Paris Photo est incontestablement une belle édition, l’occasion de découvertes, cependant des questions se posent sur un plan plus "business"…

Nous avions été très inquiets à Paris Photo 2015 avec la nomination d’une nouvelle direction ne provenant pas du monde de la photographie : la nouvelle directrice générale (Florence Bourgeois) venait du design (le salon PAD) et le nouveau directeur artistique (Christoph Wiesner) de la galerie d’art contemporaine généraliste (Yvon Lambert). Ce choix était alors crânement assumé par Jean-Daniel Compain, directeur général du pôle culture de Reed, l’organisateur et le propriétaire du salon : "Justement, ce qui m’intéresse c’est qu’ils ne sont pas issus du monde de la photo". L’incompétence comme principe de gestion, voilà qui est original. Sur les 144 galeries retenues alors, seulement une minorité (40%) étaient des galeries de photographie stricto sensu.

Quel mépris pour la photographie ! Et aussi quel ennui, avions-nous noté tant l’édition 2015 s’avérait décevante, la photographie comme art en soi s’efface derrière la photo comme prétexte, signe, objet, "installation", autrement dit des choses souvent très ennuyeuses d’où l’originalité du regard a disparu. Si c’est pour retrouver à peu près les mêmes galeries qu’à la Fiac, qui a lieu un mois plus tôt, quel intérêt ? On a retrouvé le même ennui cet été aux Rencontres de la photographie d’Arles, dirigées depuis 2014 par Sam Stourdzé, qui semblent prendre une tendance identique.
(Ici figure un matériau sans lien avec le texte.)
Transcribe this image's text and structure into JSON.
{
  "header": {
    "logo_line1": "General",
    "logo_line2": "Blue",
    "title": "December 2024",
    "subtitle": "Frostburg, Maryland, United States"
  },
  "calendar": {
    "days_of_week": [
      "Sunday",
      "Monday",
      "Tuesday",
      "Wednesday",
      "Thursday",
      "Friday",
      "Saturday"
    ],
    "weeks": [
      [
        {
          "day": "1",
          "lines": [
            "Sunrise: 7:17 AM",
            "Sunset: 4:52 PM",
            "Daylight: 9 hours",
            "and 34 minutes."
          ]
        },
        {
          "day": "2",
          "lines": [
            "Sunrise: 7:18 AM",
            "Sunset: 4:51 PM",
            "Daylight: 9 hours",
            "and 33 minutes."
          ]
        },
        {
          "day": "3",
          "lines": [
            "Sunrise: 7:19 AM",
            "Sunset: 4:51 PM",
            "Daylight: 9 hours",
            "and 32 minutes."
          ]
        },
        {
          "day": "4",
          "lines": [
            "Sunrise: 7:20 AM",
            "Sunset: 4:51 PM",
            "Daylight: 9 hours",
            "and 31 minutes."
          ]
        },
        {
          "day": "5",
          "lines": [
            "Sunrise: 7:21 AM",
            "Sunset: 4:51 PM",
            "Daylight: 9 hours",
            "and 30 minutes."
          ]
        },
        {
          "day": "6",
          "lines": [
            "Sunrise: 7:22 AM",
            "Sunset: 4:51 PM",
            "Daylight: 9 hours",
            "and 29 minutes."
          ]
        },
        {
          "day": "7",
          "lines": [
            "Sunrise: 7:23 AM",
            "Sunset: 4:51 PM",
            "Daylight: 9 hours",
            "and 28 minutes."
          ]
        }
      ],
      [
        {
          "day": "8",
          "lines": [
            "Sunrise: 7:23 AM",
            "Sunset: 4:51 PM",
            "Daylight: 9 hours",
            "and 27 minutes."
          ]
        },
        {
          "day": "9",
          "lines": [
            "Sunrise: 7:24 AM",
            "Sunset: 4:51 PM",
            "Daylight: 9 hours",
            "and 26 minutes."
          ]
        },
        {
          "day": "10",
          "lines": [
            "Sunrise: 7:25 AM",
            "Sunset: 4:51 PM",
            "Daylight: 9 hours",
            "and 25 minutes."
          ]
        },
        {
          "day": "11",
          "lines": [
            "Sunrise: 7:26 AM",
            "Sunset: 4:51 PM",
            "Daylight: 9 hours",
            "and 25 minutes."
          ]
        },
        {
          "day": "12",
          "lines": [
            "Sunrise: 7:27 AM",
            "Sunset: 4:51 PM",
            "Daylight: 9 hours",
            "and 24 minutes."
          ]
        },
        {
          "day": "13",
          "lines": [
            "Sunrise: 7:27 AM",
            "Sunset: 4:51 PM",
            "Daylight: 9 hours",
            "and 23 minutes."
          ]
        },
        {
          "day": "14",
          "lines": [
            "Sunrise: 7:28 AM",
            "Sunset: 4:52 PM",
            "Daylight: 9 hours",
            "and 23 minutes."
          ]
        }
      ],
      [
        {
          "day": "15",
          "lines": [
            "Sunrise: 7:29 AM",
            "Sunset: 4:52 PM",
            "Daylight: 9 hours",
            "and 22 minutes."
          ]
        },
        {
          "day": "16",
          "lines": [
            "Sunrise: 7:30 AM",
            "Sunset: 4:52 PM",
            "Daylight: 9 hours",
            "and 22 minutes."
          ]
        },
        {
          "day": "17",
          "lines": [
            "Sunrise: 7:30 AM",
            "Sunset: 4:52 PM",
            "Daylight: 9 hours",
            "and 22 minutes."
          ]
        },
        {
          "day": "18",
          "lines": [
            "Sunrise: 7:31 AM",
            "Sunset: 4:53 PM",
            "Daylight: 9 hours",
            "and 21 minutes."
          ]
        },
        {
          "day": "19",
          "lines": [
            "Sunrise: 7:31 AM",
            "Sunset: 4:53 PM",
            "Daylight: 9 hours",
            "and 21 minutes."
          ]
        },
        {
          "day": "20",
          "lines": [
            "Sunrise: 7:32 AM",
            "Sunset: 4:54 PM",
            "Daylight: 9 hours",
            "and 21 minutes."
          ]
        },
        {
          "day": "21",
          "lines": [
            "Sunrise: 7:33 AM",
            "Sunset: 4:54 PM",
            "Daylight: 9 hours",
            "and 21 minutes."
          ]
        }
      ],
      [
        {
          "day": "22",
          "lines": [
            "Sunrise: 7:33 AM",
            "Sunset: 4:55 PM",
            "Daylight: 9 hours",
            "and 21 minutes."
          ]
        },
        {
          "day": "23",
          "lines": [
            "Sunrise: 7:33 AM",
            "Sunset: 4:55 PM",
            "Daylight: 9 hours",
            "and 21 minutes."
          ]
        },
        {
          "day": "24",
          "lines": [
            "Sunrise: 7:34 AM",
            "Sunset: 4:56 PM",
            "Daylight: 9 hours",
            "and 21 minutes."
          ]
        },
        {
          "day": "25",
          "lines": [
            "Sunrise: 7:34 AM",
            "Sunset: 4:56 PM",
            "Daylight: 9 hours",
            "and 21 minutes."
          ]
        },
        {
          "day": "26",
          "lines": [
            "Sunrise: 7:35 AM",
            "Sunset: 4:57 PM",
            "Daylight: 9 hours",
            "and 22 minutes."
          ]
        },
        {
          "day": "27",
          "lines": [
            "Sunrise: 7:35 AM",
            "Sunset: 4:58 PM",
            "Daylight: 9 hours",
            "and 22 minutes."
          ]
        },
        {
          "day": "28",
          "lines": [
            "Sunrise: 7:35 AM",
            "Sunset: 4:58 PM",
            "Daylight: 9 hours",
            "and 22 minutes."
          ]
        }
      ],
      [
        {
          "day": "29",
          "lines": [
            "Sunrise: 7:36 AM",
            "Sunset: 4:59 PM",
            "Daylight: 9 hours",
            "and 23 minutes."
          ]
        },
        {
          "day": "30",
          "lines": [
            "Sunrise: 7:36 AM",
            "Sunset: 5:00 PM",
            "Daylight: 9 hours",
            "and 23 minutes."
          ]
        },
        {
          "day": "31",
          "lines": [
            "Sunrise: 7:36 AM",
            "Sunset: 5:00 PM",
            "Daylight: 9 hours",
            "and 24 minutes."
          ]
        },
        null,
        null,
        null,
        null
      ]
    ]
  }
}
Pour l’édition 2017, le contenu a été modifié, en bien : la volonté de mettre en avant deux siècles de photographie élargit le spectre, donne la place à de nombreux classiques, jusqu’à Gustave Le Gray (1820-1884) dont on peut voir plusieurs magnifiques œuvres. Cette rétrospective enrichit incontestablement la foire et fait de sa visite un vrai plaisir. Plusieurs artistes contemporains séduisent également (Thibault Brunet avec ses photographies au scanner, Stephen Wilkes où le jour et la nuit coexiste dans le même panorama, Yang Yongliang qui réinterprète la mégalopole au filtre de la peinture traditionnelle chinoise, Michael Wolf et ses architectures oppressantes, Valérie Belin et ses portraits troublants).

Cependant, pour cette édition 2017 la logique de base demeure identique, il y a toujours une minorité de galerie photo (40%) et une majorité de galeries généralistes. Une aberration. Mais cela n’exprime-t-il pas la volonté de l’Art contemporain (avec une majuscule, l’art officiel d’aujourd’hui) de mettre la main sur un secteur en forte croissance et dont les prix approchent celui des oeuvres d’art plastiques ? On peut d’ailleurs noter la même volonté d’accaparement envers le "street art", qui entre dans les galeries et dont la cote explose. Et l’objectif, en l’occurrence, consiste à écarter progressivement les galeries photo historiques, à récupérer leurs artistes les plus "bankables", et à juste leur laisser leur rôle de tête chercheuse.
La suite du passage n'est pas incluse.